フリーライターの島沢優子氏(撮影:尾形文繁)

内田:このネガとポジの同居はいろいろあると思うのですが、部活が嫌で嫌で仕方ないという教師と、他方で楽しく熱中しながらそこから逃れられない教師がいる。この2つを見ないといけないんだろうなと思っています。

島沢:なるほど。でも、先生のおっしゃるとおりグレーゾーンなので、誰もアンタッチャブルな世界なので管理しづらい。

内田:ひとつ言いたいのは、「部活動は自主的なものだからそれでいいんだ」と放置しないでほしい。部活動顧問という指導者だけではなく、学校長、あるいは教育行政が、どうやってこの楽しくて大きくなっていく部活動に歯止めをかけるか、管理するか。そこが大事なんだということを今回の本ですごく強調したかった。

3者で苦しい道へと進んでいる

島沢:以前、内田先生に聞いたお話で、朝練習を禁止にしたんだけど、どうしてもやめられないというケースが印象に残っています。内田先生がなぜなのか?とその部活の先生に尋ねると、先生は「生徒がやりたがっている」と言い、生徒に聞くと「先生がやらせたがってる」と答えると。
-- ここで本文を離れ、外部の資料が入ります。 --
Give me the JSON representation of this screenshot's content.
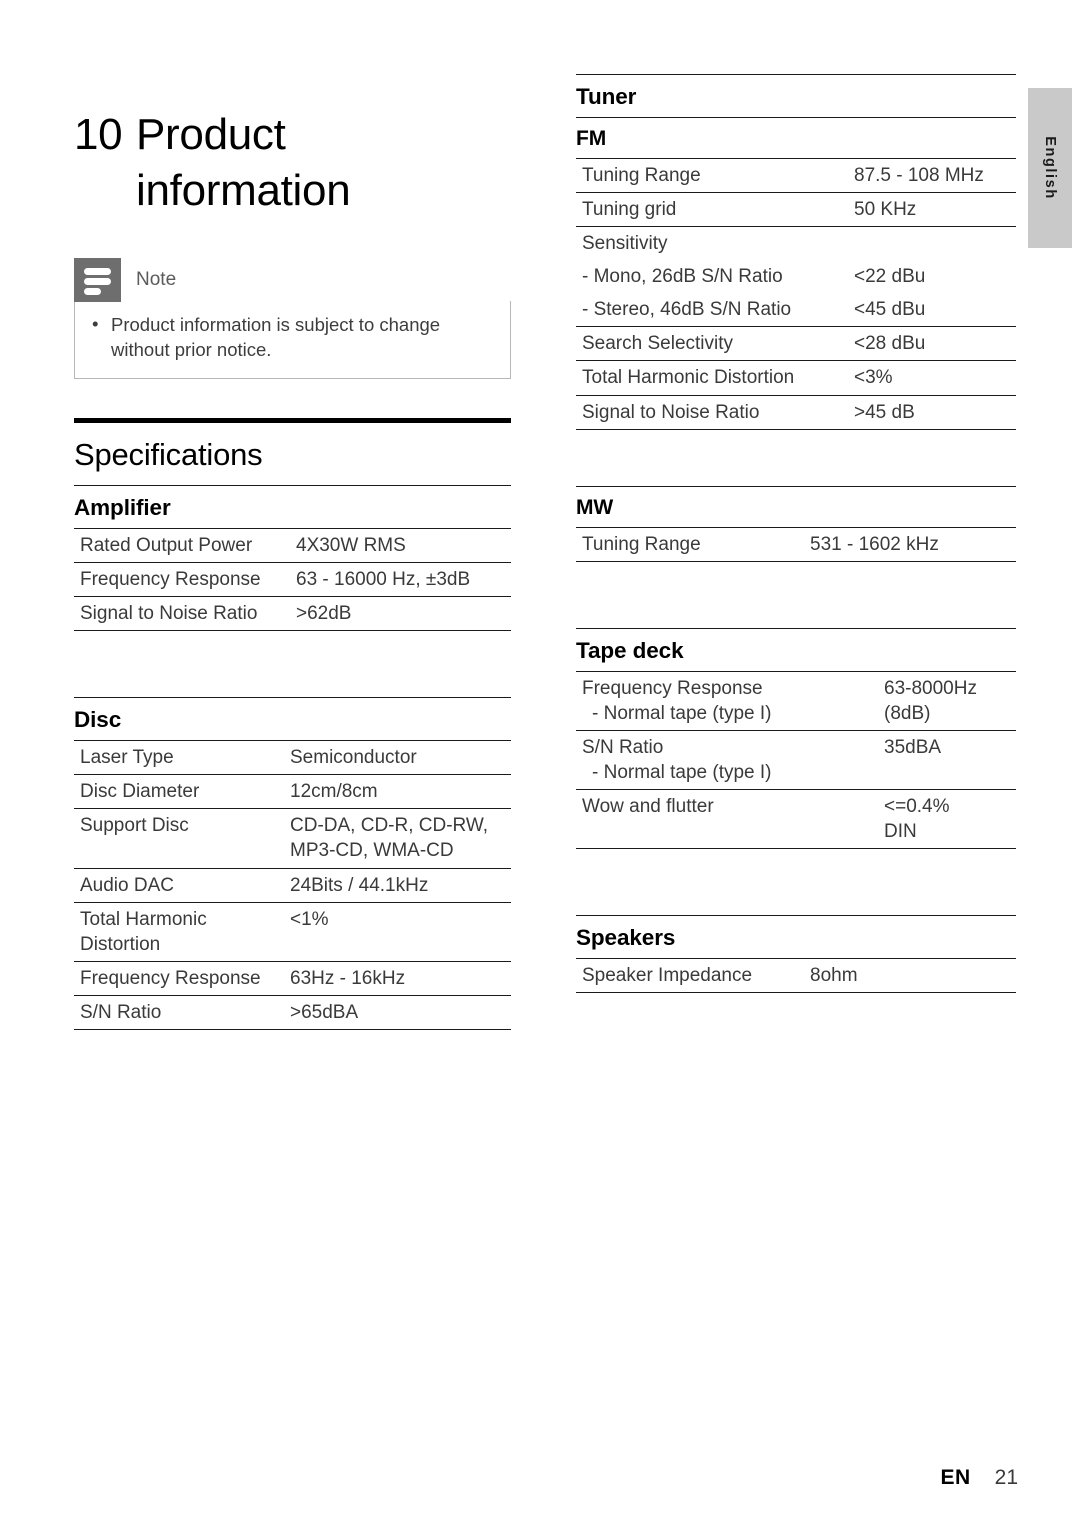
{
  "page": {
    "language_tab": "English",
    "footer_code": "EN",
    "footer_page": "21"
  },
  "chapter": {
    "number": "10",
    "title": "Product information"
  },
  "note": {
    "icon": "note-icon",
    "label": "Note",
    "items": [
      "Product information is subject to change without prior notice."
    ]
  },
  "specifications": {
    "heading": "Specifications",
    "sections": [
      {
        "id": "amplifier",
        "title": "Amplifier",
        "rows": [
          {
            "key": "Rated Output Power",
            "value": "4X30W RMS"
          },
          {
            "key": "Frequency Response",
            "value": "63 - 16000 Hz, ±3dB"
          },
          {
            "key": "Signal to Noise Ratio",
            "value": ">62dB"
          }
        ]
      },
      {
        "id": "disc",
        "title": "Disc",
        "rows": [
          {
            "key": "Laser Type",
            "value": "Semiconductor"
          },
          {
            "key": "Disc Diameter",
            "value": "12cm/8cm"
          },
          {
            "key": "Support Disc",
            "value": "CD-DA, CD-R, CD-RW, MP3-CD, WMA-CD"
          },
          {
            "key": "Audio DAC",
            "value": "24Bits / 44.1kHz"
          },
          {
            "key": "Total Harmonic Distortion",
            "value": "<1%"
          },
          {
            "key": "Frequency Response",
            "value": "63Hz - 16kHz"
          },
          {
            "key": "S/N Ratio",
            "value": ">65dBA"
          }
        ]
      },
      {
        "id": "tuner",
        "title": "Tuner",
        "subsections": [
          {
            "id": "fm",
            "title": "FM",
            "rows": [
              {
                "key": "Tuning Range",
                "value": "87.5 - 108 MHz"
              },
              {
                "key": "Tuning grid",
                "value": "50 KHz"
              },
              {
                "key": "Sensitivity",
                "value": ""
              },
              {
                "key": "- Mono, 26dB S/N Ratio",
                "value": "<22 dBu"
              },
              {
                "key": "- Stereo, 46dB S/N Ratio",
                "value": "<45 dBu"
              },
              {
                "key": "Search Selectivity",
                "value": "<28 dBu"
              },
              {
                "key": "Total Harmonic Distortion",
                "value": "<3%"
              },
              {
                "key": "Signal to Noise Ratio",
                "value": ">45 dB"
              }
            ]
          },
          {
            "id": "mw",
            "title": "MW",
            "rows": [
              {
                "key": "Tuning Range",
                "value": "531 - 1602 kHz"
              }
            ]
          }
        ]
      },
      {
        "id": "tape-deck",
        "title": "Tape deck",
        "rows": [
          {
            "key": "Frequency Response",
            "key2": "- Normal tape (type I)",
            "value": "63-8000Hz",
            "value2": "(8dB)"
          },
          {
            "key": "S/N Ratio",
            "key2": "- Normal tape (type I)",
            "value": "35dBA",
            "value2": ""
          },
          {
            "key": "Wow and flutter",
            "value": "<=0.4%",
            "value2": "DIN"
          }
        ]
      },
      {
        "id": "speakers",
        "title": "Speakers",
        "rows": [
          {
            "key": "Speaker Impedance",
            "value": "8ohm"
          }
        ]
      }
    ]
  }
}
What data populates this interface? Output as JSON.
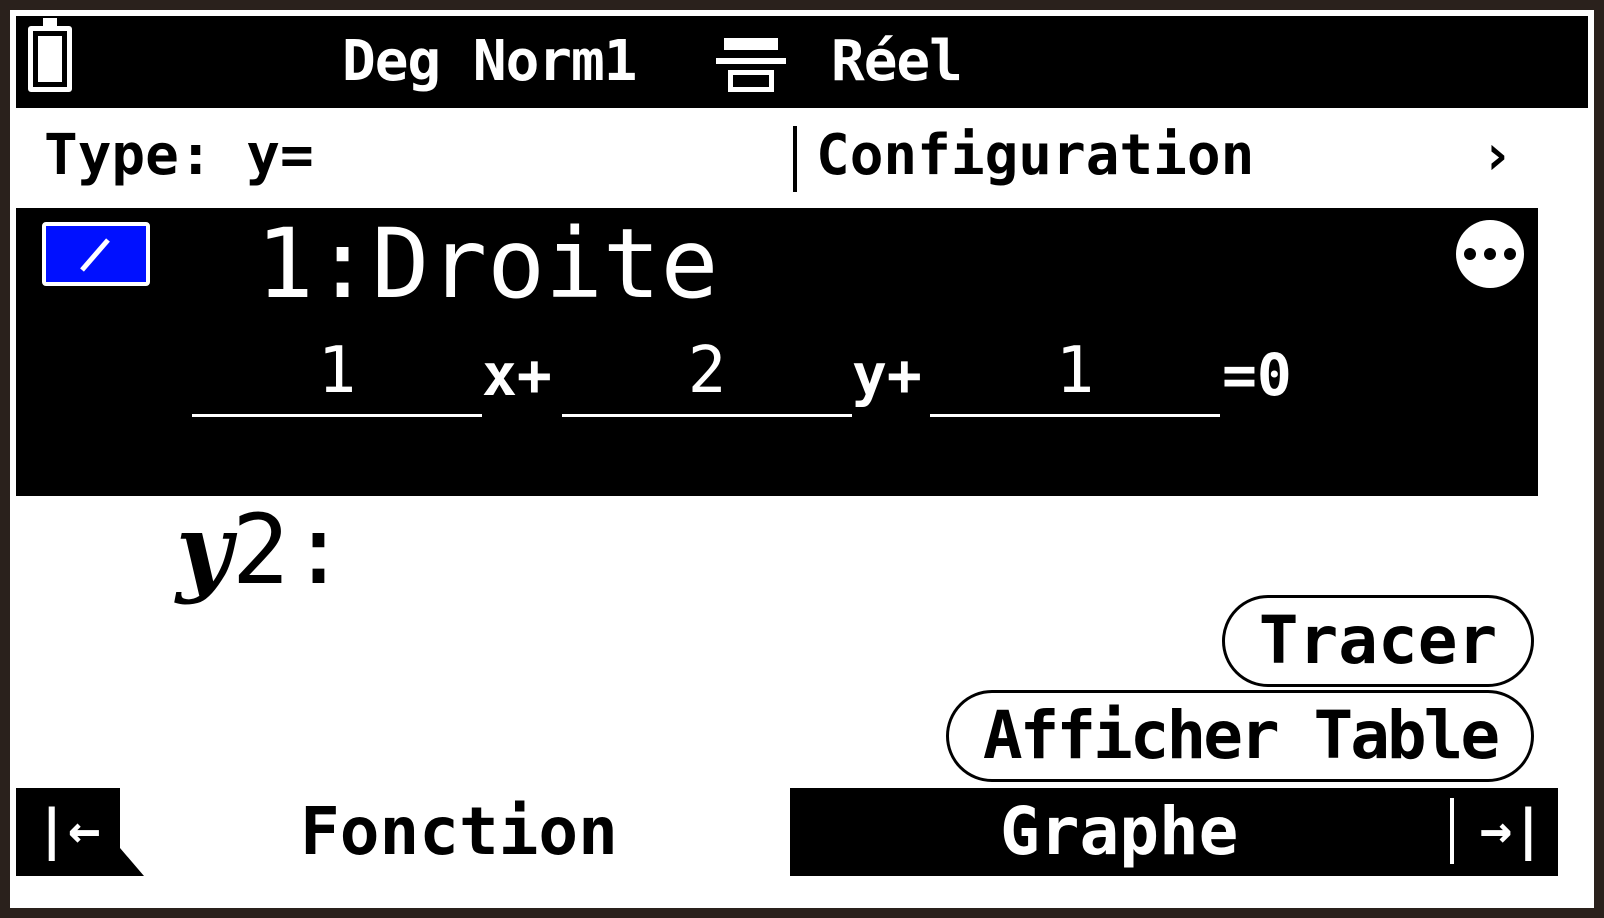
{
  "status_bar": {
    "battery_icon": "battery-full-icon",
    "mode": "Deg Norm1",
    "format_icon": "display-format-icon",
    "number_mode": "Réel"
  },
  "menu": {
    "type_label": "Type: y=",
    "config_label": "Configuration",
    "chevron": "›"
  },
  "function_list": {
    "row1": {
      "label": "1:Droite",
      "checked": true,
      "check_color": "#0010ff",
      "more_icon": "more-options-icon",
      "equation": {
        "coef_x": "1",
        "op_x": "x+",
        "coef_y": "2",
        "op_y": "y+",
        "const": "1",
        "op_eq": "=0"
      }
    },
    "row2": {
      "var": "y",
      "index": "2:"
    }
  },
  "buttons": {
    "trace": "Tracer",
    "show_table": "Afficher Table"
  },
  "bottom_nav": {
    "left_arrow": "|←",
    "tab_function": "Fonction",
    "tab_graph": "Graphe",
    "right_arrow": "→|"
  }
}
内田:いつの間にか、教師と生徒がお互い首を絞め合いながら傷つけ合っていくように見えました。しかもそこには、島沢さんもご指摘のように、保護者の「部活熱」が大きくかかわっています。生徒、教師、保護者の3者でお互いに苦しい道へと進んでいる。

島沢:それって「ブラックな忖度(そんたく)」ですね。

内田:そうそう。ブラック忖度(笑)。島沢さんは僕と対照的な部活人生ですよね。大学バスケットでインカレ優勝でしょう?

島沢:補欠ですよ。私がスポーツエリートだったら、部活問題には取り組めなかったと思います。選手としてポンコツだったから、生徒の苦しみに共感できました。

内田:以前、桜宮の事件(大阪市立桜宮高校バスケットボール部員が顧問の暴力等を苦に自殺)についてのルポ(『桜宮高校バスケット部体罰事件の真実』)も書かれていますね。

島沢:2013年1月に事件が発覚してすぐに取材を始めました。部活のせいで生徒が死ぬなんてありえないと思ったからです。本が出たのはちょうど三回忌にあたる2014年末です。